Vive-se um discurso de Guerra. Nas palavras de Hollande, de Valls, de Sarkozy. As palavras são diferentes das proferidas a 7 de Janeiro. São muito diferentes!!

Fala-se de Força. De sangue frio. De mobilização das forças militares. De nacionalismo. De Pátria. De Ser Francês.
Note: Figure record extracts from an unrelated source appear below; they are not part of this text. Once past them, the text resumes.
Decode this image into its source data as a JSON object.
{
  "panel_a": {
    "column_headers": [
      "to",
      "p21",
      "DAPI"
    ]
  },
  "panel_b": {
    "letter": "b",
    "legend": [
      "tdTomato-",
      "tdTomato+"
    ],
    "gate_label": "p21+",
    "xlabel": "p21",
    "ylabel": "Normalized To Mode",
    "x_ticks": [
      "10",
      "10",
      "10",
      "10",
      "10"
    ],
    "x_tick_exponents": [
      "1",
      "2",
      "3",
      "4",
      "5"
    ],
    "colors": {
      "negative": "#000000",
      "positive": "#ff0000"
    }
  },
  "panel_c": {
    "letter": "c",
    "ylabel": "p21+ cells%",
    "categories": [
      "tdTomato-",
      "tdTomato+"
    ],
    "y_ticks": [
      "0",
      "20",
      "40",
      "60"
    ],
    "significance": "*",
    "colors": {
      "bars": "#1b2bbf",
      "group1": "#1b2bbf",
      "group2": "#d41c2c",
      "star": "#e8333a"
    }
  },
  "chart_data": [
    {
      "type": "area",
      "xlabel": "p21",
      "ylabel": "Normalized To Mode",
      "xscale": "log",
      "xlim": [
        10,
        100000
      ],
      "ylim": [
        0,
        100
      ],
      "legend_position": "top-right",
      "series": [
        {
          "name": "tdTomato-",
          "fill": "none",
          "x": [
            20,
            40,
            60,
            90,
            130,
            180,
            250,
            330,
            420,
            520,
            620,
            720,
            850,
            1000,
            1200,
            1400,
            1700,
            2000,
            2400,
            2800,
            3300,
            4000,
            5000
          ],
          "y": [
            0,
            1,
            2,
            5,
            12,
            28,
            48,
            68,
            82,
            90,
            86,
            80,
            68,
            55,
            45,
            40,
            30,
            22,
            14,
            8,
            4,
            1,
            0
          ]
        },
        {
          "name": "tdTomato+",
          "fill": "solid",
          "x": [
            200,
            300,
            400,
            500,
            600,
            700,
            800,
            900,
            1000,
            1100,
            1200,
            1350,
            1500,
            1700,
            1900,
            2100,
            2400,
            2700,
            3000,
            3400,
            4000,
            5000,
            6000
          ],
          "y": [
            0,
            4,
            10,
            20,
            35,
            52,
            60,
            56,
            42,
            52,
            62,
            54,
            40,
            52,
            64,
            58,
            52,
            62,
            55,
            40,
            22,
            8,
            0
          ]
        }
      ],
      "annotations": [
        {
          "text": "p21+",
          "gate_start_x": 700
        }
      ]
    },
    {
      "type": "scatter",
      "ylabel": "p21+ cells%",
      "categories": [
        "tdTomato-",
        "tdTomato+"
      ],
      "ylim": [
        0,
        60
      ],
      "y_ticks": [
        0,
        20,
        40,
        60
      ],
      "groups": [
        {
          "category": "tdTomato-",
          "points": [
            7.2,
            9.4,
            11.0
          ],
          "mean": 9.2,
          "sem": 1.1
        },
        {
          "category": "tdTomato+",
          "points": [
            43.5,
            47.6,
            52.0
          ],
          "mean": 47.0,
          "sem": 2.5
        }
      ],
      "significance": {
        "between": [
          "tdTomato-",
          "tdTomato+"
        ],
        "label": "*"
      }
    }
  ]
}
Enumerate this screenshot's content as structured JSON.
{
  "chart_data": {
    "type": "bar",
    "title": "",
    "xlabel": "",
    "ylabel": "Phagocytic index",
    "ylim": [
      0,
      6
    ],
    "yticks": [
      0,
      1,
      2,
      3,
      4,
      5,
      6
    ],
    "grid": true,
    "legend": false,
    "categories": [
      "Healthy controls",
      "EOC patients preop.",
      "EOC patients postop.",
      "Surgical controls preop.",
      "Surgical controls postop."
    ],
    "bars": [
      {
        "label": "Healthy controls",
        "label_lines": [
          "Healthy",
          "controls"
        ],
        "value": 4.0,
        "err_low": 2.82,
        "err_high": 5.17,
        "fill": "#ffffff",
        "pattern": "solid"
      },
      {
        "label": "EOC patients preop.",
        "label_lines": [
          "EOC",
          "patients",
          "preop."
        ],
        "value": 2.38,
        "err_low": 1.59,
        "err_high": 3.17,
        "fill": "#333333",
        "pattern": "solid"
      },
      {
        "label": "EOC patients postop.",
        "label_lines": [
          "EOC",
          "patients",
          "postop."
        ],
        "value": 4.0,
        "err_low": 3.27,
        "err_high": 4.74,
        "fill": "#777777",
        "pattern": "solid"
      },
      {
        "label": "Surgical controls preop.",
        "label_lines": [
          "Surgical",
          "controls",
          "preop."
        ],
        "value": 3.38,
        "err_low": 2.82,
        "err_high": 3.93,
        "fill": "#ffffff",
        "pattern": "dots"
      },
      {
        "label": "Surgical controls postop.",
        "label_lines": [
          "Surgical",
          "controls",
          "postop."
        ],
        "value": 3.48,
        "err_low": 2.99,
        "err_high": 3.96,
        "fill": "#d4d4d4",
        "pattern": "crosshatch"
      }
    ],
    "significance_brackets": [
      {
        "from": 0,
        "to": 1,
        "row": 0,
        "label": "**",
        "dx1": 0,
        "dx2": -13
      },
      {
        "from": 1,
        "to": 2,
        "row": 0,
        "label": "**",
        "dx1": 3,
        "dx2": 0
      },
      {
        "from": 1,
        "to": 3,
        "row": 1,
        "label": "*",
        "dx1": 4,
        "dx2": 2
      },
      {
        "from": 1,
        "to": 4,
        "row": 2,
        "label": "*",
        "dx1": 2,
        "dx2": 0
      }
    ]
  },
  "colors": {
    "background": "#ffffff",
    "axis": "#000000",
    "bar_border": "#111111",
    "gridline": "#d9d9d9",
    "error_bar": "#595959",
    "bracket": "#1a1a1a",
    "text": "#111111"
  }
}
À Força. À Força. À Força. “É uma Guerra que nos foi declarada”.

Não sou Charlie!

Ontem não escrevi. Mesmo que tenha pensado escrever. Escrever sobre o pouco que sei sobre Charlie Hebdo. Escrever sobre o que ontem aprendi. Sobre o quanto um dos jornalistas mortos – Cabu – inspirou algumas pessoas de quem gosto. Muito. A cólera apoderou-se dos franceses. Tocaram no intocável: A Liberdade. “Somos Nós, o país de Voltaire, O país da liberdade de expressão”! O “11 de Setembro dos valores” que opõe armas a lápis, terroristas a jornalistas, opressão a liberdade, desumanos a todos nós que respeitamos o Outro.

Eu não sou Charlie Hebdo. Não o fui da ultima vez que no metro em Paris ocupei, em silêncio, o banco mais distante de um grupo que incomodava todos os que como eu, estavam naquela carruagem. Não o sou quando evito passear na Promenade des Anglais ao domingo à tarde. Não o sou quando tomo o percurso mais longo, para não passar junto à estação de Cannes. Não o sou de cada vez que faço silêncio quando ouço pessoas que vivem de subsídios dizer mal de França. Não o sou de cada vez que vejo as notícias sobre o que se passa lá pelo norte de África e penso que é muito longe e que são todos loucos. Não o sou porque por vezes, na maior parte das vezes, tenho medo! Vivo nesta bolha em que tudo é (quase) perfeito. Porque é fácil esquecer, quando não nos toca.

França acordou. Esfregou os olhos. Pensou ter sido um pesadelo. Não! Não foi um pesadelo! Mais ataques. Mais mortes. Tomam-se posições. Os extremistas consideram-se heróis pelos feitos. Os sociólogos justificam o sucedido pela ausência de medidas de integração: os excluídos da sociedade. Os políticos apelam à unidade nacional – com receio da crescente islamofobia. Os representantes da comunidade muçulmana – de tez clara e cabelo loiro (ai a hipocrisia) rejeitam a associação a tamanha barbárie. E no meio disto tudo ouve-se a única voz que me parece importante reter: “Parem de tratar estes assassinos como vítimas. Nós somos as vítimas. Que a morte destes jornalistas sirva, pelo menos, para isso!”

Os jornalistas do Charlie Hebdo trabalham com protecção policial há vários anos. Continuaram o seu trabalho, mesmo conhecendo os riscos. Não tiveram medo. Fizeram notícia numa linguagem que todos compreendem. Substituíram o silêncio do medo pelo riso da sátira.

Morreram. Mas com eles não morreu Charlie Hebdo.

Poderiam fazer um cartoon de França como o de Maomé. Mas desta vez é o país que tem o rastilho. Ou melhor. O rastilho já o tem há muito tempo. Mas desta vez atearam-lhe o fogo. Da violência só saem perdedores. Mas nunca senti França e os franceses tão extremista como agora. A Frente Nacional conquistou mais uns votos. E a história ainda agora começou!